Duga, les Charognards convainc ainsi par son scénario riche et profond, émouvant, dans laquelle aucune scène ne semble de trop. Entre autres séquences marquantes, on pourra en particulier retenir le moment lors duquel des bandits de grand chemin braquent la camionnette transportant le défunt. Lorsqu'il se rend compte de sa présence, le chef des voleurs se ravise brusquement, et va même jusqu'à donner de l'argent au chauffeur - montrant que certains, voire beaucoup, respectent davantage les morts que les vivants ! 

Un autre passage révèle les contradictions d'un représentant de l'église, pourtant officiellement garant de la morale chrétienne, rétif à enterrer feu l'orpailleur Pierre à cause d'un certificat de baptême absent. 

Avec simplicité, sans effets inutile ou larmoyant, Yaméogo arrive à trouver la scène juste. Le film contient aussi de l'humour, s'avère complexe ; saisit bien la vie. 

La mise en scène d'Abdoulaye Dao et d'Hervé Éric Lengani, sobre et maîtrisée, se met au service de ce scénario si bien construit et ambitieux ; faisant ressentir toute l'intensité émotionnelle des scènes, cultivant les plans-séquences. 

Les acteurs, eux, s'avèrent criants de justesse et de vérité.
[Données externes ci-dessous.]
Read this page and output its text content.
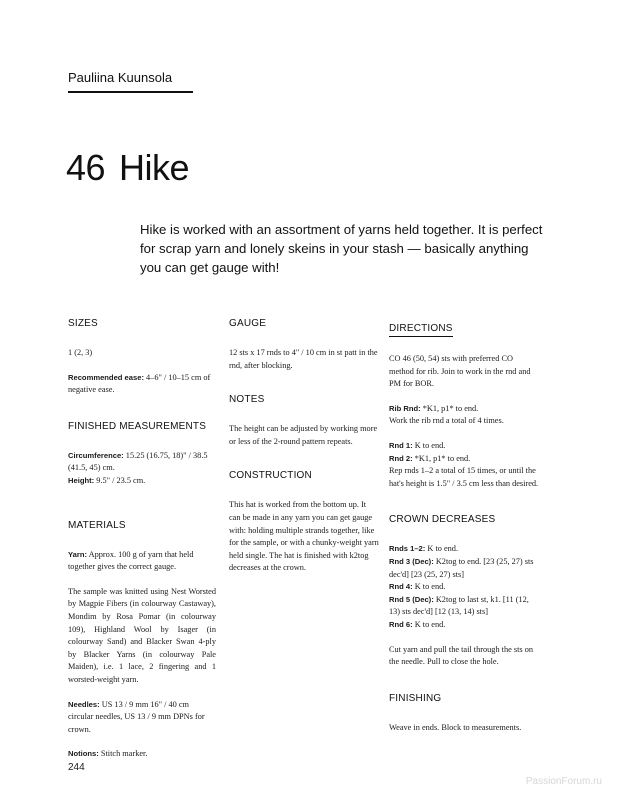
Pauliina Kuunsola
46 Hike
Hike is worked with an assortment of yarns held together. It is perfect for scrap yarn and lonely skeins in your stash — basically anything you can get gauge with!
SIZES

1 (2, 3)

Recommended ease: 4–6" / 10–15 cm of negative ease.

FINISHED MEASUREMENTS

Circumference: 15.25 (16.75, 18)" / 38.5 (41.5, 45) cm.

Height: 9.5" / 23.5 cm.

MATERIALS

Yarn: Approx. 100 g of yarn that held together gives the correct gauge.

The sample was knitted using Nest Worsted by Magpie Fibers (in colourway Castaway), Mondim by Rosa Pomar (in colourway 109), Highland Wool by Isager (in colourway Sand) and Blacker Swan 4-ply by Blacker Yarns (in colourway Pale Maiden), i.e. 1 lace, 2 fingering and 1 worsted-weight yarn.

Needles: US 13 / 9 mm 16" / 40 cm circular needles, US 13 / 9 mm DPNs for crown.

Notions: Stitch marker.

GAUGE

12 sts x 17 rnds to 4" / 10 cm in st patt in the rnd, after blocking.

NOTES

The height can be adjusted by working more or less of the 2-round pattern repeats.

CONSTRUCTION

This hat is worked from the bottom up. It can be made in any yarn you can get gauge with: holding multiple strands together, like for the sample, or with a chunky-weight yarn held single. The hat is finished with k2tog decreases at the crown.

DIRECTIONS

CO 46 (50, 54) sts with preferred CO method for rib. Join to work in the rnd and PM for BOR.

Rib Rnd: *K1, p1* to end.

Work the rib rnd a total of 4 times.

Rnd 1: K to end.

Rnd 2: *K1, p1* to end.

Rep rnds 1–2 a total of 15 times, or until the hat's height is 1.5" / 3.5 cm less than desired.

CROWN DECREASES

Rnds 1–2: K to end.

Rnd 3 (Dec): K2tog to end. [23 (25, 27) sts dec'd] [23 (25, 27) sts]

Rnd 4: K to end.

Rnd 5 (Dec): K2tog to last st, k1. [11 (12, 13) sts dec'd] [12 (13, 14) sts]

Rnd 6: K to end.

Cut yarn and pull the tail through the sts on the needle. Pull to close the hole.

FINISHING

Weave in ends. Block to measurements.

244
PassionForum.ru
On pourra notamment se rappeler de Charles Wattara, très touchant dans le rôle de Rasmané, si attaché à enterrer dignement son ami et ancien collègue de travail décédé, malgré tous les écueils. 

Le film Duga, les Charognards a aussi pour mérite de donner à voir une région du Burkina Faso peu montrée, à savoir la ville de Boromo et ses environs. 

ZOOM

Charles Wattara, grand comédien burkinabé

Issu de l'école de théâtre de l'Union Nationale des Ensembles Dramatiques de Ouagadougou (UNEDO), Wattara a récolté de grands rôles sur les planches, avec lesquels il a pu déployer toute l'étendue de son talent. 

Il a brillé notamment sur scène en Archibald dans une version des "Nègres" de Jean Genet par Robert Wilson ; dans une mise en scène d' "Une saison au Congo" d'Aimé Césaire par Christian Schiaretti ; ou encore dirigé par Thierry Roisin, pour une adaptation de "La Tempête" de William Shakespeare.

En 2013, son travail a été salué par le prix du meilleur comédien, lors de la première édition des récompenses théâtrales Lompolo.

Wattara poursuit aujourd'hui une carrière de metteur en scène et de formateur, en plus de ses activités de comédien. 

Membre du CITO (le Carrefour international de théâtre de la capitale burkinabée), on le voit aussi beaucoup au cinéma - par exemple, dans "Super flics" d'Aminata Diallo Glez et Issa Traoré de Brahima, et dans "Julie et Roméo" de Boubakar Diallo.